The non-invasive test, called PanSeer, was able to detect 95 percent of cases in persons who had no symptoms but were later diagnosed with cancer; and it was just as effective at detecting cancer in patients who were already symptomatic. It was unable to distinguish what type of cancer the patient would develop, however.
“The ultimate goal would be performing blood tests like this routinely during annual health checkups,” said study author Kun Zhang, a bioengineer at University of California San Diego.
“But the immediate focus is to test people at higher risk, based on family history, age or other known risk factors,” he added.
The findings were published in journal Nature Communications on Tuesday.
While conventional tests for caner, called liquid biopsies, are able to detect the disease when growths are present but undetected, they are unlikely to predict cancer before it occurs, according to New York Post. PanSeer involves screening blood plasma for DNA methylation, which often appears where there are tumors, yet it can predict with the cancer with unmatched accuracy before such symptoms appear.

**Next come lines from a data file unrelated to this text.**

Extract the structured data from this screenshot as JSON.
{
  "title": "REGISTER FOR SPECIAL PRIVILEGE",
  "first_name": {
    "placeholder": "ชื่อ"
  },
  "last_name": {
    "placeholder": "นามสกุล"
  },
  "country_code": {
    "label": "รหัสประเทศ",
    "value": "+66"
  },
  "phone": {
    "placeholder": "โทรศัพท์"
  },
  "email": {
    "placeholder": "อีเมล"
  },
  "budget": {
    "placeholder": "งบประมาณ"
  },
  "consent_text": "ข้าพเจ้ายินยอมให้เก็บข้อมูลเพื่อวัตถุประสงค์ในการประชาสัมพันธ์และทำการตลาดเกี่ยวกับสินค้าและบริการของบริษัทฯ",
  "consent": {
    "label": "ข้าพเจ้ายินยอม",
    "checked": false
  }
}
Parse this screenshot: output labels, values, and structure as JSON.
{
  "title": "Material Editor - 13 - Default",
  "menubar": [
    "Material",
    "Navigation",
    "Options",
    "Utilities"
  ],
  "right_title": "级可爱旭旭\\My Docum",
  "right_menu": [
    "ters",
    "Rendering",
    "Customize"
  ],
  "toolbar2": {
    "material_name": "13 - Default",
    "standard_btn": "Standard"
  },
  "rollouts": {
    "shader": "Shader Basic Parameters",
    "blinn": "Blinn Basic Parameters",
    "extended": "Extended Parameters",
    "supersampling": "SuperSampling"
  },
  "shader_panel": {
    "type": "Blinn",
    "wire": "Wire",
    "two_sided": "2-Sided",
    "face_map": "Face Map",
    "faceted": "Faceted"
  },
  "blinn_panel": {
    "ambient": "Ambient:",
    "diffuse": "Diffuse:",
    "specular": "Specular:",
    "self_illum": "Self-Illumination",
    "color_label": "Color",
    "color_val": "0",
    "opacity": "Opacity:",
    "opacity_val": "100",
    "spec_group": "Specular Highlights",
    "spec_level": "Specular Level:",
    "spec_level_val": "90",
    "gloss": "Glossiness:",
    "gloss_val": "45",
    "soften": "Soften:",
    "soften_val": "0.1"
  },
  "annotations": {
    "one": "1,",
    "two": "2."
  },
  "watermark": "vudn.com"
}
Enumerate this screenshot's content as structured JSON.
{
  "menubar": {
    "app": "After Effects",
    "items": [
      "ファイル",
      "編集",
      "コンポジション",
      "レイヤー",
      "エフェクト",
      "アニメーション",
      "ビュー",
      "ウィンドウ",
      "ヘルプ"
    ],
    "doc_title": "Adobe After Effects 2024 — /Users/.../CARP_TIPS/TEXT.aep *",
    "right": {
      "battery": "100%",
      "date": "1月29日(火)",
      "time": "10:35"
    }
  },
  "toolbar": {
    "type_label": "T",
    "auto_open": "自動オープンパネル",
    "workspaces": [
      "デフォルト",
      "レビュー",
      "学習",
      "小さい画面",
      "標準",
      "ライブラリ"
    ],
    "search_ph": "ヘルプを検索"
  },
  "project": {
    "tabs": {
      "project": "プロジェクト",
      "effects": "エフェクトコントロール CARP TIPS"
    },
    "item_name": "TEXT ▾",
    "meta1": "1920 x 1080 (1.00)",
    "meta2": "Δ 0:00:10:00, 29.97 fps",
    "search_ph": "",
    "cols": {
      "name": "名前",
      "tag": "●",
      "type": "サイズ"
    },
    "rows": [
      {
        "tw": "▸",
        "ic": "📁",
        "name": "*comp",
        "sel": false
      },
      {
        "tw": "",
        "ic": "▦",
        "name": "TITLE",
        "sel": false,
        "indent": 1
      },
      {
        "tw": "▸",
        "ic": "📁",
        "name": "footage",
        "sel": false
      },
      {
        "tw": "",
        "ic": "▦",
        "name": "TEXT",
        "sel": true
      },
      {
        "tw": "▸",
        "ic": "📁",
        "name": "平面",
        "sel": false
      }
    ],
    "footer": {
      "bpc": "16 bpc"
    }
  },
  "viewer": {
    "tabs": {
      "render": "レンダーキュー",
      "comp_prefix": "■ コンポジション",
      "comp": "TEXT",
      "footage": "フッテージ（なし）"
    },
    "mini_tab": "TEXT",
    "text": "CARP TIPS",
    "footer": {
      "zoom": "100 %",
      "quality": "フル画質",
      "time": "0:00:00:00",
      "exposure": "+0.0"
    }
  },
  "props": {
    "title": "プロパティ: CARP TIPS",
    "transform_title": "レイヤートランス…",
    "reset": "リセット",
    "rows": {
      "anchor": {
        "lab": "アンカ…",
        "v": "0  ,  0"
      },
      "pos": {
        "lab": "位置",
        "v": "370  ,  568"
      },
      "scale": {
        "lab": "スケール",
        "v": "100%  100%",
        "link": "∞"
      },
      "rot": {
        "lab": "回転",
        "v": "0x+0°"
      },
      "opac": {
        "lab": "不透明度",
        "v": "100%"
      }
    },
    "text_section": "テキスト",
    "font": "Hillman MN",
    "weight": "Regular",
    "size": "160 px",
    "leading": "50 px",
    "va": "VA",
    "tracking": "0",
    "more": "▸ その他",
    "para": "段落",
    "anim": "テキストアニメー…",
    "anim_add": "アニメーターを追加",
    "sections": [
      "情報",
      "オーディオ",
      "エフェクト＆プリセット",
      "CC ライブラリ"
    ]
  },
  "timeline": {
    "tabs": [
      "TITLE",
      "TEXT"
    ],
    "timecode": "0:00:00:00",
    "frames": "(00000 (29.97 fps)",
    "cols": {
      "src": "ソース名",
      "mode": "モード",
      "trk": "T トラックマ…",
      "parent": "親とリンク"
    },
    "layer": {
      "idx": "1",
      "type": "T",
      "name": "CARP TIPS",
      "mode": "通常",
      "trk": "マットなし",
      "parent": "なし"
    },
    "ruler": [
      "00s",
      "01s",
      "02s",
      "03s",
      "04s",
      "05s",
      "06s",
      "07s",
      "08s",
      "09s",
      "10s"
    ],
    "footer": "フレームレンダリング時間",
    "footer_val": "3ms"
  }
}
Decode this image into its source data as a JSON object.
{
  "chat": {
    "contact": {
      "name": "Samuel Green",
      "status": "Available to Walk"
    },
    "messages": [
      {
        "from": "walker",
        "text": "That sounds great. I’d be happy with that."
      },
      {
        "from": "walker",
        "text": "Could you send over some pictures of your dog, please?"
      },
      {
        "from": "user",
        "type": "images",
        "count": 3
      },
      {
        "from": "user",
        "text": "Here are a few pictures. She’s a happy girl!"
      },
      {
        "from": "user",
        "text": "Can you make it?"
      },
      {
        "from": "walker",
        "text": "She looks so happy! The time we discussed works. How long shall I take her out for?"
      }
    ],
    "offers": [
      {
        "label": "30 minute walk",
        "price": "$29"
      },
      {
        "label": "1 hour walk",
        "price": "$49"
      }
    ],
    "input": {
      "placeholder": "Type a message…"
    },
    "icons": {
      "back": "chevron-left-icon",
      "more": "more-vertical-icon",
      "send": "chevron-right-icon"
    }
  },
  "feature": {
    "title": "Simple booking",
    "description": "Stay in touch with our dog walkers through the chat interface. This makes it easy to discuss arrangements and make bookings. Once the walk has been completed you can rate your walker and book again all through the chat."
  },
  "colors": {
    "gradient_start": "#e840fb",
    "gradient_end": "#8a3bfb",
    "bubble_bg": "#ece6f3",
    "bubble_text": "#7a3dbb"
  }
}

The study looked at the plasma samples of individuals between 2007 and 2014 from the China study, including both symptomatic and asymptomatic patients.
PanSeer still has some things that can be improved upon to make it ready for use, says Ivor Royston, co-founder of San Diego biotech company Hybritech. One is that, currently, 5 percent of patients who test positive do not develop cancer later. Narrowing that margin would mean fewer false alarms that would scare patients. It would also be useful to be able to determine what specific type of cancer will develop instead of lumping all of them together, he added.
“If you’re positive on the test, it would certainly make some sense, if I were the oncologist, to monitor that patient more closely and more regularly but not scare the patient,” Royston said, according to San Diego Union Tribune.
It is an “exciting” development, says Dr. Eric Klein of Cleveland Clinic’s Taussig Cancer Institute, one that “provides further confirmation that methylation-based assays can detect cell-free circulating tumor DNA and may form the basis for new screening tests that detect cancer at early stages.”
San Diego-based Singlera Genomics, founded by Zhang in 2014, is currently fine-tuning PanSeer, and it likely needs another two to four years, Zhang says. It will take about that long to complete clinical trials to pin down the test’s accuracy and usefulness.